In glee club, choir, musical theater, even radio drama podcasts, students at Sacred Heart Schools, a PK-8 Catholic, independent school in Chicago for students of all faiths, have ample opportunity to express themselves musically and theatrically. Middle school students can participate in advanced chorus to learn to sing in harmony, and students as young as first grade can engage in after-school individualized piano lessons.
Through Sacred Heart’s deep commitment to the fine arts, students gain more than music theory, octaves and scales — they get experience blending music with other forms of artistic expression, finding their voices and building confidence to last a lifetime.
“When I decided to go into teaching, my goal was to use music as a tool to help kids find a voice,” explains Justin Nixon, fine arts director at Sacred Heart. “It’s an internal message, but also a presence that gives them the means to go out into the world and express themselves.

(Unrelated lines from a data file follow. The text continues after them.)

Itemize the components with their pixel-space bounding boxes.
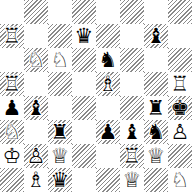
- square-f6[interactable]: [120, 48, 144, 72]
- square-h4[interactable]: ♚: [168, 96, 192, 120]
- square-e1[interactable]: [96, 168, 120, 192]
- square-b6[interactable]: ♘: [24, 48, 48, 72]
- square-g7[interactable]: ♝: [144, 24, 168, 48]
- square-g4[interactable]: ♜: [144, 96, 168, 120]
- square-h8[interactable]: [168, 0, 192, 24]
- square-a3[interactable]: ♘: [0, 120, 24, 144]
- square-h5[interactable]: ♖: [168, 72, 192, 96]
- square-b3[interactable]: [24, 120, 48, 144]
- black-rook-piece[interactable]: ♜: [51, 120, 70, 144]
- square-h3[interactable]: ♙: [168, 120, 192, 144]
- white-knight-piece[interactable]: ♘: [3, 120, 22, 144]
- square-g1[interactable]: [144, 168, 168, 192]
- square-g3[interactable]: ♞: [144, 120, 168, 144]
- square-g2[interactable]: ♕: [144, 144, 168, 168]
- square-c8[interactable]: [48, 0, 72, 24]
- square-b5[interactable]: [24, 72, 48, 96]
- square-a8[interactable]: [0, 0, 24, 24]
- square-d3[interactable]: [72, 120, 96, 144]
- square-d1[interactable]: [72, 168, 96, 192]
- white-queen-piece[interactable]: ♕: [51, 144, 70, 168]
- black-pawn-piece[interactable]: ♟: [99, 120, 118, 144]
- black-bishop-piece[interactable]: ♝: [147, 24, 166, 48]
- square-c6[interactable]: ♘: [48, 48, 72, 72]
- square-c5[interactable]: [48, 72, 72, 96]
- square-e8[interactable]: [96, 0, 120, 24]
- white-bishop-piece[interactable]: ♗: [99, 72, 118, 96]
- square-f1[interactable]: ♕: [120, 168, 144, 192]
- square-d8[interactable]: [72, 0, 96, 24]
- black-knight-piece[interactable]: ♞: [99, 48, 118, 72]
- square-f8[interactable]: [120, 0, 144, 24]
- square-c3[interactable]: ♜: [48, 120, 72, 144]
- white-rook-piece[interactable]: ♖: [171, 72, 190, 96]
- black-bishop-piece[interactable]: ♝: [27, 96, 46, 120]
- square-d7[interactable]: ♛: [72, 24, 96, 48]
- square-d6[interactable]: [72, 48, 96, 72]
- square-b8[interactable]: [24, 0, 48, 24]
- square-a6[interactable]: [0, 48, 24, 72]
- square-g5[interactable]: [144, 72, 168, 96]
- square-e4[interactable]: [96, 96, 120, 120]
- white-knight-piece[interactable]: ♘: [171, 168, 190, 192]
- square-c1[interactable]: ♛: [48, 168, 72, 192]
- black-king-piece[interactable]: ♚: [171, 96, 190, 120]
- square-c4[interactable]: [48, 96, 72, 120]
- square-f4[interactable]: [120, 96, 144, 120]
- square-a2[interactable]: ♔: [0, 144, 24, 168]
- square-h1[interactable]: ♘: [168, 168, 192, 192]
- square-c2[interactable]: ♕: [48, 144, 72, 168]
- white-knight-piece[interactable]: ♘: [51, 48, 70, 72]
- square-a5[interactable]: ♖: [0, 72, 24, 96]
- square-h6[interactable]: [168, 48, 192, 72]
- black-queen-piece[interactable]: ♛: [51, 168, 70, 192]
- square-e6[interactable]: ♞: [96, 48, 120, 72]
- white-rook-piece[interactable]: ♖: [3, 72, 22, 96]
- square-f2[interactable]: ♖: [120, 144, 144, 168]
- black-knight-piece[interactable]: ♞: [147, 120, 166, 144]
- black-bishop-piece[interactable]: ♝: [123, 120, 142, 144]
- square-a7[interactable]: ♖: [0, 24, 24, 48]
- square-f5[interactable]: [120, 72, 144, 96]
- white-queen-piece[interactable]: ♕: [147, 144, 166, 168]
- square-h2[interactable]: [168, 144, 192, 168]
- square-a4[interactable]: ♟: [0, 96, 24, 120]
- square-c7[interactable]: [48, 24, 72, 48]
- square-d4[interactable]: [72, 96, 96, 120]
- square-e3[interactable]: ♟: [96, 120, 120, 144]
- black-pawn-piece[interactable]: ♟: [3, 96, 22, 120]
- square-g8[interactable]: [144, 0, 168, 24]
- square-b1[interactable]: ♗: [24, 168, 48, 192]
- square-h7[interactable]: [168, 24, 192, 48]
- white-bishop-piece[interactable]: ♗: [27, 168, 46, 192]
- square-d2[interactable]: [72, 144, 96, 168]
- square-f3[interactable]: ♝: [120, 120, 144, 144]
- white-pawn-piece[interactable]: ♙: [171, 120, 190, 144]
- square-b7[interactable]: [24, 24, 48, 48]
- white-queen-piece[interactable]: ♕: [123, 168, 142, 192]
- white-rook-piece[interactable]: ♖: [3, 24, 22, 48]
- square-f7[interactable]: [120, 24, 144, 48]
- square-d5[interactable]: [72, 72, 96, 96]
- square-b4[interactable]: ♝: [24, 96, 48, 120]
- black-rook-piece[interactable]: ♜: [147, 96, 166, 120]
- square-g6[interactable]: [144, 48, 168, 72]
- square-e7[interactable]: [96, 24, 120, 48]
- white-king-piece[interactable]: ♔: [3, 144, 22, 168]
- black-queen-piece[interactable]: ♛: [75, 24, 94, 48]
- square-a1[interactable]: [0, 168, 24, 192]
- square-b2[interactable]: ♙: [24, 144, 48, 168]
- square-e5[interactable]: ♗: [96, 72, 120, 96]
- chess-board: ♖♛♝♘♘♞♖♗♖♟♝♜♚♘♜♟♝♞♙♔♙♕♖♕♗♛♕♘: [0, 0, 192, 192]
- square-e2[interactable]: [96, 144, 120, 168]
- white-rook-piece[interactable]: ♖: [123, 144, 142, 168]
- white-knight-piece[interactable]: ♘: [27, 48, 46, 72]
- white-pawn-piece[interactable]: ♙: [27, 144, 46, 168]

Music is a tool for these kids to find that mode of expression.”
Young voices blend performance with creative writing
Sacred Heart‘s fine arts department has a history of immersing students in artistic self-expression. In 2016, as students and faculty grappled with violence in the news, Sacred Heart’s middle school students studied the music of social change by learning songs from the civil rights, suffrage and war protest movements. Nixon asked his students to write a short creative piece to answer the question, “What do you want to say?” Overwhelmingly, Nixon says, students wrote about compassion and standing up against hatred.
“I was so moved by their work, I felt I had to honor their voices and how they express themselves,” Nixon recalls. He pulled the work together and set it to music as a song called Stand Up, which students have performed live on television.
A current project, three years in the making, is a creative adaptation of the fable of The Water Carrier, an ancient story shared across diverse cultures which fourth- through eighth-grade students are studying in a Theater Performance Workshop class.
“I love this fable and I shared the story with teachers who helped me develop curriculum to use the fable as a writing prompt,” Nixon says. “The next year, we shared the story with all of the kids and we spent a year engaging with the story and doing creative writing.” Nixon gathered the work just as the coronavirus shutdown started in the spring, and spent the summer developing a book and a musical based on the students’ work.
“Students had so many creative ideas of characters and settings that we turned into a larger story,” Nixon says. Originally designed to be a theatrical production, the project is now being explored as a film adaptation. Nixon admits he’s not a filmmaker but is teaching himself as he goes.
“This is the work that completely excites me, when kids get to see their work become something larger, and for them to be part of the creative process. It’s engaging and influential in their experience,” he says. Adapting to challenges also teaches students lifelong lessons in flexibility, Nixon says. “This is an important story of resiliency, that we won’t let the challenges we face stop us.”
Adapting to change is a lifelong skill
Although students are back in the classroom, in response to the pandemic, everyone was forced to adapt to singing virtually. Nixon says he pre-records music into a video, which he shares with students at virtual rehearsals. “They can hear me sing and direct them and they type questions into the chat box,” Nixon says. “If they are having trouble with a section, we talk it through.” They also collaborate through an a cappella app that creates a multi-layered track that students add their voices to, one by one.
Something new the students are digging into this year is radio theater, 1940s-style, with a radio script adaptation of A Christmas Carol, which students will perform and record as a podcast. “We are always trying to find new ways of engaging students, and this is an opportunity for actors who are self-conscious on the stage to act with less stress. It’s an entrance for them and maybe next year, they will be ready for the stage,” Nixon says.
This commitment to finding creative solutions reflects how Sacred Heart approaches challenges as an opportunity to learn. “We don’t let the situation stop us or determine our outcome. We move forward, regardless, and we never want to feel limited by anything, even a pandemic,” Nixon says. “The show must go on.”
Ultimately, performance at Sacred Heart Schools builds confidence, not just for the stage, but for everyday life. “Of course, we need to know math, science, English and writing, but also how to effectively present ideas to an audience, which is exactly what kids learn through the arts,” Nixon says. “Poise, presence and self-confidence are skills we use every day, even online. How else can you find your internal confidence to present yourself to the world?”